But not one that was genuine. Miscegenation turned out to be the creation of two New York journalists who weren’t advocates of race-mixing at all. Their booklet was a hoax: a political dirty trick meant to sabotage Republican prospects in the election of 1864. Years after Miscegenation was published, its authors were unmasked as David Goodman Croly and George Wakeman of New York’s Democratic newspaper The World. By coining this word and using it as the title of their provocative booklet, Wakeman and Croly hoped they could undermine Republican candidates by making the controversial issue of intermarriage a focal point of political discourse.

Without naming its perpetrators, a World article headlined the “Miscegenation Hoax” that appeared two weeks after Lincoln’s 1865 inauguration, expressed horror at the way avid abolitionists had overlooked “the barbaric character of the compound word ‘miscegenation.’” This article predicted that “the name will doubtless die out by virtue of its inherent malformation. We have bastard and hump-backed words enough already in our verbal army corps.” In fact, the World concluded, as a usable word, miscegenation had already “passed into history.”

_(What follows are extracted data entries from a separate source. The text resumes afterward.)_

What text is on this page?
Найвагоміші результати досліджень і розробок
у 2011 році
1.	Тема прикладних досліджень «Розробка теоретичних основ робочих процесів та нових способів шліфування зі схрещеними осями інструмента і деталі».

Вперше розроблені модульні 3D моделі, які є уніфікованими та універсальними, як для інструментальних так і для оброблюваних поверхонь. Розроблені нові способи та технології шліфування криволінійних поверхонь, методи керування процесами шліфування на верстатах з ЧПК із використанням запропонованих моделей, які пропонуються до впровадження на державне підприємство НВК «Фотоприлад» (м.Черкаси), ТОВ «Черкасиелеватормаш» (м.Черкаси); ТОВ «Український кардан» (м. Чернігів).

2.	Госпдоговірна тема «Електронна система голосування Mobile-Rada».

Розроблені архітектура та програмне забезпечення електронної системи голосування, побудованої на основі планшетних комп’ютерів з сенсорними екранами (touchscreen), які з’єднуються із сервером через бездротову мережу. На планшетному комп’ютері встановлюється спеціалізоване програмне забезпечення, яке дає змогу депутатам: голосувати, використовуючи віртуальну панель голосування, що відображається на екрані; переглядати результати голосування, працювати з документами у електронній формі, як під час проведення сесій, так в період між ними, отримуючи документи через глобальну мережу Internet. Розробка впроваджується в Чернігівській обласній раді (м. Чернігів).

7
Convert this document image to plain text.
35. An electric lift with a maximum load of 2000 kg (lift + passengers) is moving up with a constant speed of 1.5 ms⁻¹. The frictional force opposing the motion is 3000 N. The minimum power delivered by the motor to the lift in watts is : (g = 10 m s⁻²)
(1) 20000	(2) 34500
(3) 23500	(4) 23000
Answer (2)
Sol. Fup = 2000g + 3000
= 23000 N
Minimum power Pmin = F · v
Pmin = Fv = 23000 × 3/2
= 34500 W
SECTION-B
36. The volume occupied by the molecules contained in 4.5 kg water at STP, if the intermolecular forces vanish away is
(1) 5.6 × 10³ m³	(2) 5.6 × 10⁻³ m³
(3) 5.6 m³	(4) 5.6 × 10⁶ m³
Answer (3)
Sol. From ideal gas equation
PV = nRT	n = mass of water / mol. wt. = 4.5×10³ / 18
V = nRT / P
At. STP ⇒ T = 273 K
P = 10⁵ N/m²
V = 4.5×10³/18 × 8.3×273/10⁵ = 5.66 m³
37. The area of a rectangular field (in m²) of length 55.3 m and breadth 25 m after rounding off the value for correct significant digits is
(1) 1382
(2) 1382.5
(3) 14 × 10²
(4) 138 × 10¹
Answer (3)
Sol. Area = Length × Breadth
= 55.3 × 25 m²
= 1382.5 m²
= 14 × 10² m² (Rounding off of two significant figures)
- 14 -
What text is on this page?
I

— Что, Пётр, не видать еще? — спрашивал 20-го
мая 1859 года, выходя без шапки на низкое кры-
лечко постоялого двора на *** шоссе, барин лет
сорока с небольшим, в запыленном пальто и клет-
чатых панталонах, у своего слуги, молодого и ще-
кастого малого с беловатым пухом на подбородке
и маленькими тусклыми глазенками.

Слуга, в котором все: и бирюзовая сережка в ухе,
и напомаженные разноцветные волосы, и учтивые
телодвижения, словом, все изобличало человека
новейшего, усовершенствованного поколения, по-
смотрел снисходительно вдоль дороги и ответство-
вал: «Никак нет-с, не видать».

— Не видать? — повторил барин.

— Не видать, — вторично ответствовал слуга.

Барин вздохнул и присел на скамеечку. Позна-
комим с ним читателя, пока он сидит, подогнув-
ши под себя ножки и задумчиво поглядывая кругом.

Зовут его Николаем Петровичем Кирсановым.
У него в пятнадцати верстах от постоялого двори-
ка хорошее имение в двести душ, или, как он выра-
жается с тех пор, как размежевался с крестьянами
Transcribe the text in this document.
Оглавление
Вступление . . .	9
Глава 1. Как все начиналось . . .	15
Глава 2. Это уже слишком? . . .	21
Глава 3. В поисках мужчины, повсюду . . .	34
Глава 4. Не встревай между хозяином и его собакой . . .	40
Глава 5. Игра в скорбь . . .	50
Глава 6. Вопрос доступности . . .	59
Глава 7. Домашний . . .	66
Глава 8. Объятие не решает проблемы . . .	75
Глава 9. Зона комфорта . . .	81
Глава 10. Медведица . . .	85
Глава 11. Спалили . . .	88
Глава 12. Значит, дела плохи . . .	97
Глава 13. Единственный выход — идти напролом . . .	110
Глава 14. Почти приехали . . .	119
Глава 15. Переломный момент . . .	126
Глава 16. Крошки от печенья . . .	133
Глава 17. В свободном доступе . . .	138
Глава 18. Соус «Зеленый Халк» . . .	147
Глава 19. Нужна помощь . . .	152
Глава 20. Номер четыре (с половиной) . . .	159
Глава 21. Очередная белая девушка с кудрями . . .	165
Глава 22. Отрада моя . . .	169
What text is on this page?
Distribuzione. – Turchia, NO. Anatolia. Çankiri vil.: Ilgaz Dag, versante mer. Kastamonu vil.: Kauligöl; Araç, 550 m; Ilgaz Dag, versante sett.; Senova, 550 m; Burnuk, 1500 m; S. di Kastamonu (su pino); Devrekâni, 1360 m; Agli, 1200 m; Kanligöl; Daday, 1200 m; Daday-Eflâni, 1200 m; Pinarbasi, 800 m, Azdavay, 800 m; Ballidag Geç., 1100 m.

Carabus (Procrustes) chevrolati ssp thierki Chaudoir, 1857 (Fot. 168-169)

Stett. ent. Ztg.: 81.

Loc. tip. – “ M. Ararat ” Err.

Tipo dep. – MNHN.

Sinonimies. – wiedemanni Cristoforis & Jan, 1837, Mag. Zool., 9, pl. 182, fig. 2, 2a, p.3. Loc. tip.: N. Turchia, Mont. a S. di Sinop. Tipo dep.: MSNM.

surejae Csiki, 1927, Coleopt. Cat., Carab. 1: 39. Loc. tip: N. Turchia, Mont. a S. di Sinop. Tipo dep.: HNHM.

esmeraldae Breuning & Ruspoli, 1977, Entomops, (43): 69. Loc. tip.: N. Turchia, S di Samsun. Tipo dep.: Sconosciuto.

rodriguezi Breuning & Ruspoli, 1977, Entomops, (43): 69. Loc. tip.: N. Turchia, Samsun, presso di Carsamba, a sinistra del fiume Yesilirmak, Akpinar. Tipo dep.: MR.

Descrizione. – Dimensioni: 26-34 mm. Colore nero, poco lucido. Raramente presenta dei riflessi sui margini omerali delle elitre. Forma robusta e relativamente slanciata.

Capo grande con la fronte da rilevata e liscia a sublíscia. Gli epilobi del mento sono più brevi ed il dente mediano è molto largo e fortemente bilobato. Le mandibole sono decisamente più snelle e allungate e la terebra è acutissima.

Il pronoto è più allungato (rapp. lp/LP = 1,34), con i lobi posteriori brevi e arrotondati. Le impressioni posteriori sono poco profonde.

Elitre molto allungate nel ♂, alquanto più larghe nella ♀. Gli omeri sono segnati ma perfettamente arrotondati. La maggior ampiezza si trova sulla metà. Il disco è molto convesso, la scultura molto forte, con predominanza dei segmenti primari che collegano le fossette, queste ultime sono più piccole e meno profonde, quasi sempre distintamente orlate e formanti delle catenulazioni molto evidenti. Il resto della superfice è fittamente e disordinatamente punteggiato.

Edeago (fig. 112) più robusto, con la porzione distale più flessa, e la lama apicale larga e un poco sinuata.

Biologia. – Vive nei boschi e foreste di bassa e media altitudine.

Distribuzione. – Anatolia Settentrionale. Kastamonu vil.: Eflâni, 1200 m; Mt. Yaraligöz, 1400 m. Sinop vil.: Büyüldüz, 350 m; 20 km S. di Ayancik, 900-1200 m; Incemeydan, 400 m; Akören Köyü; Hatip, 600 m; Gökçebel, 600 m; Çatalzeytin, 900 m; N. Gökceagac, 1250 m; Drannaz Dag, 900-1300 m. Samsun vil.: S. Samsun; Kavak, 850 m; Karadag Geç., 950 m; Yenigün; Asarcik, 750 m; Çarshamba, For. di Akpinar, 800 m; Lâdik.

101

Although the uproar surrounding “miscegenation” did die down after Lincoln’s reelection, the word itself did not. By now it’s a well-established part of our lexicon. In a sort of professional hat tip, the renowned hoaxer (and Republican stalwart) P. T. Barnum devoted an entire chapter of his 1866 book The Humbugs of the World to detailing the shrewd composition and brilliant rollout of Miscegenation. The successful propagation of this mock neologism was due to “one of the most impudent as well as ingenious literary hoaxes of the present day,” wrote Barnum. Even though it wasn’t meant to be taken seriously, or outlive its devious intent, miscegenation caught on and stuck around.  Following the Emancipation Proclamation, such a scientific-sounding term was needed to help us navigate the controversial topic of intermarriage. In the absence of anything better, miscegenation fit that bill. To this very day, that word is used so commonly for racially mixed relationships that it doesn’t even elicit synonyms in an online thesaurus. It has even spawned a verb. As literary scholar Walter Redfern once wrote, “The urge to miscegenate counteracts racism.”

 

David Croly had mixed feelings about his role in coauthoring a word that became so ubiquitous. Long after he died, Croly’s widow recalled the way miscegenation was conceived as her husband and a colleague (George Wakeman) composed their tract by that title. “I remember the episode perfectly, and the half joking, half earnest spirit in which the pamphlet was written,” she said. Be that as it may, Mrs. Croly concluded, her husband’s coinage “added a new, distinctive, and needed word to the vocabulary.”  One American who didn’t agree was David Croly himself. Croly considered amalgamation a perfectly good term, one he used until his death in 1889.